Don’t send more U.S. troops into Syria

By Daniel DePetris

Public reports of the Trump administration's deliberations to develop a new counter-ISIS strategy may alarm many Americans.  

The Pentagon has not yet arrived at a final set of options to be delivered to the president. However, before Secretary Mattis recommends an increase in U.S. troop levels for President Trump’s consideration, both men must wrap their heads around these three crucial questions.

1. Are more U.S. troops necessary?: The current counter-ISIS strategy is working. Already, the group suffers from a tremendous amount of pressure in terms of manpower, finances, morale, and territorial losses. ISIS has proven to be far more resilient than the Iraqi government and the SDF perhaps expected – after a three-month operation to clear eastern half of Mosul, Iraqi forces are just now entering its western limits. Yet the indisputable fact is the caliphate is shrinking by the day.  

For the last year, the flow of foreign fighters across Turkey's southern border has gone from a flood to a trickle. Because Turkey is now far more active in northern Syria and along its southern border, ISIS is increasingly forced to conscript local Iraqis and Syrians to shore up their ranks. The organization's crude oil production is no longer the money-making machine it once was. Overall, the caliphate's size has decreased from 35,000 square miles in the beginning of 2015 to less than 25,000 today.

2. What happens after ISIS leaves Raqqa?: A military operation is only as good as the outcome it achieves.  The lessons learned from the invasion and occupation of Iraq—besides the obvious conclusion that regime change is a costly and terrible way to advance our national security interests—is that driving the enemy out is only half the battle.  If military operations aren’t followed up with a realistic plan for a positive political outcome, the endeavor will fail.  

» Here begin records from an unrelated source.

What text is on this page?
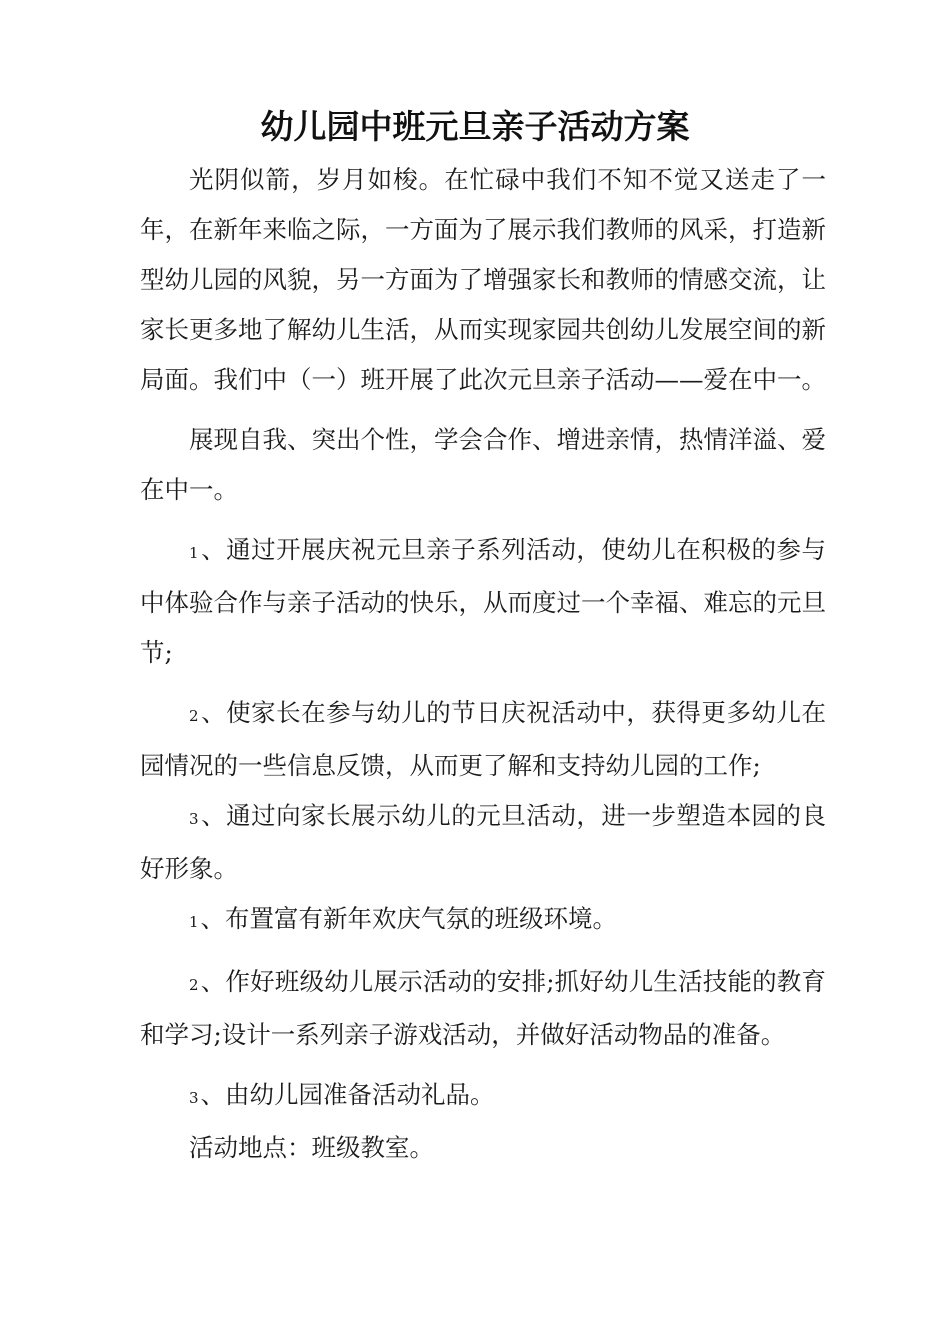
幼儿园中班元旦亲子活动方案

光阴似箭，岁月如梭。在忙碌中我们不知不觉又送走了一年，在新年来临之际，一方面为了展示我们教师的风采，打造新型幼儿园的风貌，另一方面为了增强家长和教师的情感交流，让家长更多地了解幼儿生活，从而实现家园共创幼儿发展空间的新局面。我们中（一）班开展了此次元旦亲子活动——爱在中一。

展现自我、突出个性，学会合作、增进亲情，热情洋溢、爱在中一。

1、通过开展庆祝元旦亲子系列活动，使幼儿在积极的参与中体验合作与亲子活动的快乐，从而度过一个幸福、难忘的元旦节;

2、使家长在参与幼儿的节日庆祝活动中，获得更多幼儿在园情况的一些信息反馈，从而更了解和支持幼儿园的工作;

3、通过向家长展示幼儿的元旦活动，进一步塑造本园的良好形象。

1、布置富有新年欢庆气氛的班级环境。

2、作好班级幼儿展示活动的安排;抓好幼儿生活技能的教育和学习;设计一系列亲子游戏活动，并做好活动物品的准备。

3、由幼儿园准备活动礼品。

活动地点：班级教室。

The U.S. Army and Marine Corps easily routed Saddam Hussein's Republican Guards from Baghdad. Pacifying the city and providing public services to the millions of people living there, however, was impossible due to the lack of personnel, resources, and authorities to do the job. Like today, Americans simply didn’t understand the complex cultures in the region.  

America and our coalition partners face similar problems in Raqqa. We have heard very little about how the city will be governed and policed once ISIS is driven out.  Will the Kurdish forces who make up a majority of the combat power within the SDF insist on a piece of the action, or will they decide to leave stabilization operations to the Arab factions? Do the Arabs have enough men to pacify Raqqa and defend its people from ISIS counter-attacks, in addition to caring for the hundreds of thousands of refugees who want to return to their homes?  How will Turkey fit into this operation? Will the Turks and the Kurds be willing to partner with each other temporarily, and if not, how does putting U.S. forces in the middle of it help forge consensus?  

3. Do the costs outweigh the benefits?: When you want the best, you send in the U.S. military.

But the costs of putting Americans in harms way—to prevent Syrians from killing other Syrians—are considerable. American troops are much more likely to be killed or injured the closer they are to the danger. But the downsides are deeper than that — the more proactive the U.S. is, the less incentive Syrian Kurdish and Arab forces will have to continue fighting and dying for their own territory.  

The U.S. military went through this repeatedly in Iraq during the last decade.  During the 2003-2007 timeframe, conventional U.S. troops were doing the clearing, the holding, and the building often at great risk and sacrifice to themselves.  Some of the biggest battles in the Iraq war were planned, resourced, and manned predominately by Americans, with Iraqis generally in the rear.  Successive Iraqi prime ministers came to depend upon Washington to keep order in Iraqi cities.

The current fight against ISIS is very different from that past military engagement.  American pilots may be conducting the bombing runs, but it is local rebels—the people who have to fight for, and win, their own futures—who are snuffing ISIS's presence in the cities. That's a monumental evolution in counterterrorism that should be encouraged by the U.S., not undermined through a larger contingent of Americans.

There are certainly situations that might prompt U.S. officials to reassess their plan and pour more military resources into the fight. However, at a time when the Islamic State is rapidly losing territory, and with the current strategy producing positive results, now is not the time to risk American lives and spend even more of our scarce resources on Syria’s civil war.

Daniel DePetris is a fellow at Defense Priorities.